Home prices still rising by double-digits
Real estate broker Redfin reports that the median home sale price has increased by 18% year-over-year to $344,625, an all-time high. It attributes the rise to a trend that has occurred throughout the pandemic -- families in search of more space.
More buyers and fewer available homes have given sellers the upper hand. The Redfin report shows that asking prices reached an all-time high of $356,175 during the last four weeks. Homes that sold were on the market for an average of just 21 days before going under contract -- the shortest time since 2012.
More telling, 45% of homes sold for more than their list price, an all-time high. This was 18 percentage points higher than the same period a year earlier.
Hope for buyers?
With homebuilders producing fewer new houses, the housing market is dependent on owners of existing homes to list their properties for sale. Now that the pandemic appears to be winding down, real estate marketplace Zillow reports that more people are doing just that.

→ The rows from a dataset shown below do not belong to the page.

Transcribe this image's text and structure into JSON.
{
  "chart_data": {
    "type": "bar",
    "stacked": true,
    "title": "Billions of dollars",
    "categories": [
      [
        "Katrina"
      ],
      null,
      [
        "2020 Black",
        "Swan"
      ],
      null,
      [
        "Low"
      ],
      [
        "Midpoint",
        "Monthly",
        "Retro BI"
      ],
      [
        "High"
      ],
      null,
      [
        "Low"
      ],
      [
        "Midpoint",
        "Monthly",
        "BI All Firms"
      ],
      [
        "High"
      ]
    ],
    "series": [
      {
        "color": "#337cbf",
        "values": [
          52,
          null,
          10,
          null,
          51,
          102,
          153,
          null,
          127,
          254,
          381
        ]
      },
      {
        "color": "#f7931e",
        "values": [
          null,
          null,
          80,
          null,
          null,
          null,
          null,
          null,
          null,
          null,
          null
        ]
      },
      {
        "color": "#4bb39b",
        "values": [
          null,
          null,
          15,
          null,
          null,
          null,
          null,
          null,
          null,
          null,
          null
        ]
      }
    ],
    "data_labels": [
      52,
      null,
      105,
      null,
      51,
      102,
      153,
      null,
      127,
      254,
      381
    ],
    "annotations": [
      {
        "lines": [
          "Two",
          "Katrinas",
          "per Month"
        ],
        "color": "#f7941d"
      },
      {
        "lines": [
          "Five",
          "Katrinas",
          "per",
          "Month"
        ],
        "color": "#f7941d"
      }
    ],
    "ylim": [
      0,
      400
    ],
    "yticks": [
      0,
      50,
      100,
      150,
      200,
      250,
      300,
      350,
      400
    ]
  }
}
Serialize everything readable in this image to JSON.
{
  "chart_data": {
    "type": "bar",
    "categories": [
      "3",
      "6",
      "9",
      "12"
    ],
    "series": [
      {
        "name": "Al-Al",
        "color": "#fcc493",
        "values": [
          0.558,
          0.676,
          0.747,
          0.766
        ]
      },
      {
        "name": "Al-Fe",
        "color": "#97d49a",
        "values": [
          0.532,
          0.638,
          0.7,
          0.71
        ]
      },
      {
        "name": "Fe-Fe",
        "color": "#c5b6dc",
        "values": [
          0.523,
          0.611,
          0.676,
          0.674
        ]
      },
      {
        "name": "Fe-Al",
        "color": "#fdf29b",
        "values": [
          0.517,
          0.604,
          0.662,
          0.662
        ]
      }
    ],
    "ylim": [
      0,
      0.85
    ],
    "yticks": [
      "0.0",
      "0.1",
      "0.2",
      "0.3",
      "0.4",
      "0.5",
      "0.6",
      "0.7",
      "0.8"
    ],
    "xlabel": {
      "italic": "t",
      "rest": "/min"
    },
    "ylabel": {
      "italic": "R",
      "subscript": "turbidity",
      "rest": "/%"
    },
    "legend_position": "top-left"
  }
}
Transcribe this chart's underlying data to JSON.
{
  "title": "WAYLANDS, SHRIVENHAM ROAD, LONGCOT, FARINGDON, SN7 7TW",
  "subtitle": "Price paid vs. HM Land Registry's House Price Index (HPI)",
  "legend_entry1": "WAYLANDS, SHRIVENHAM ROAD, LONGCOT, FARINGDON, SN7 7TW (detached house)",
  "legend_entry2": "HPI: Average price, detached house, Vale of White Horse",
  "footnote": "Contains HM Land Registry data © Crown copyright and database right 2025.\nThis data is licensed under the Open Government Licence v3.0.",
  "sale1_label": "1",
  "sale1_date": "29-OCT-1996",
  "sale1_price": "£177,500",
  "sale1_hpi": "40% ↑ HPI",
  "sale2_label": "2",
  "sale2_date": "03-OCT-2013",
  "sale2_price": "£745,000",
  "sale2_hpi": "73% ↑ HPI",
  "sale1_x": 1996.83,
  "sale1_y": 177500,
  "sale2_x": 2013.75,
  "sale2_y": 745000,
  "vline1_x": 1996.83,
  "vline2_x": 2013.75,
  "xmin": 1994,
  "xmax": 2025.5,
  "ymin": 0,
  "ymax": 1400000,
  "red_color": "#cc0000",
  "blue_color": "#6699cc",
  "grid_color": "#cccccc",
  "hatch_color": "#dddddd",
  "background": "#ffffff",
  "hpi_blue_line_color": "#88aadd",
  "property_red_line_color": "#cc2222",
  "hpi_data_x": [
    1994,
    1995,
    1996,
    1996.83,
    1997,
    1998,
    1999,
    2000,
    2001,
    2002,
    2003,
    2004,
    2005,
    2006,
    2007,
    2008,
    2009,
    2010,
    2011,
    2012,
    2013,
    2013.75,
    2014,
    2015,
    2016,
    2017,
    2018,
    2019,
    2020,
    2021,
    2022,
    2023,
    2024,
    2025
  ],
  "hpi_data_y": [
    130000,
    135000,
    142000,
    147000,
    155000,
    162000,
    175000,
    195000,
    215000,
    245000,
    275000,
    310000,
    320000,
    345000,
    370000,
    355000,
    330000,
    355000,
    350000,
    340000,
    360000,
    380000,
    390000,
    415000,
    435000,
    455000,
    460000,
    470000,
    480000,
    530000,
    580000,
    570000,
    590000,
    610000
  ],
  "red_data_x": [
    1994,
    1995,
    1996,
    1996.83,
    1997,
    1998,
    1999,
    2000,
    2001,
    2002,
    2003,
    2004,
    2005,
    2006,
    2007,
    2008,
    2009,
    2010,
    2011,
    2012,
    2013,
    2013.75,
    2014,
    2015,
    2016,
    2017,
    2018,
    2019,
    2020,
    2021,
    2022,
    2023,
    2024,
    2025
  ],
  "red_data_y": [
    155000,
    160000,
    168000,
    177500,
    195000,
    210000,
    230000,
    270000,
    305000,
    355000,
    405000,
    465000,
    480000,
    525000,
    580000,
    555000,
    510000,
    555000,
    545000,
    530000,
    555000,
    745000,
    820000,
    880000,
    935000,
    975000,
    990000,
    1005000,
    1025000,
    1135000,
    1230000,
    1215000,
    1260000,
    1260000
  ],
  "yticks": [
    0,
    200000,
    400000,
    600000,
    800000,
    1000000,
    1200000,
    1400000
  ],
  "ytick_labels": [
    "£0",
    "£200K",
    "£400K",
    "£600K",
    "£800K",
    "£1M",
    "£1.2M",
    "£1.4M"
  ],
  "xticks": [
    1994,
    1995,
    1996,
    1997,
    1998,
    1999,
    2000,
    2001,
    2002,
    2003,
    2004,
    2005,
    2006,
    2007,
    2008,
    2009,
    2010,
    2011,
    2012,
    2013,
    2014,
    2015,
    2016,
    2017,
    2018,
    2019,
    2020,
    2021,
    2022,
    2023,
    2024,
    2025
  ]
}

The inventory of homes for sale went down 1.1% last month, but Zillow notes that the decline was the smallest since July. Zillow takes that as a sign that listings have resumed normal seasonal patterns and predicts that frustrated buyers could find more choices in the months ahead.
However, prices are still going up. Zillow reports that home value appreciation pushed the accelerator closer to the floor in March, rising a record 1.2% month-over-month to $276,717.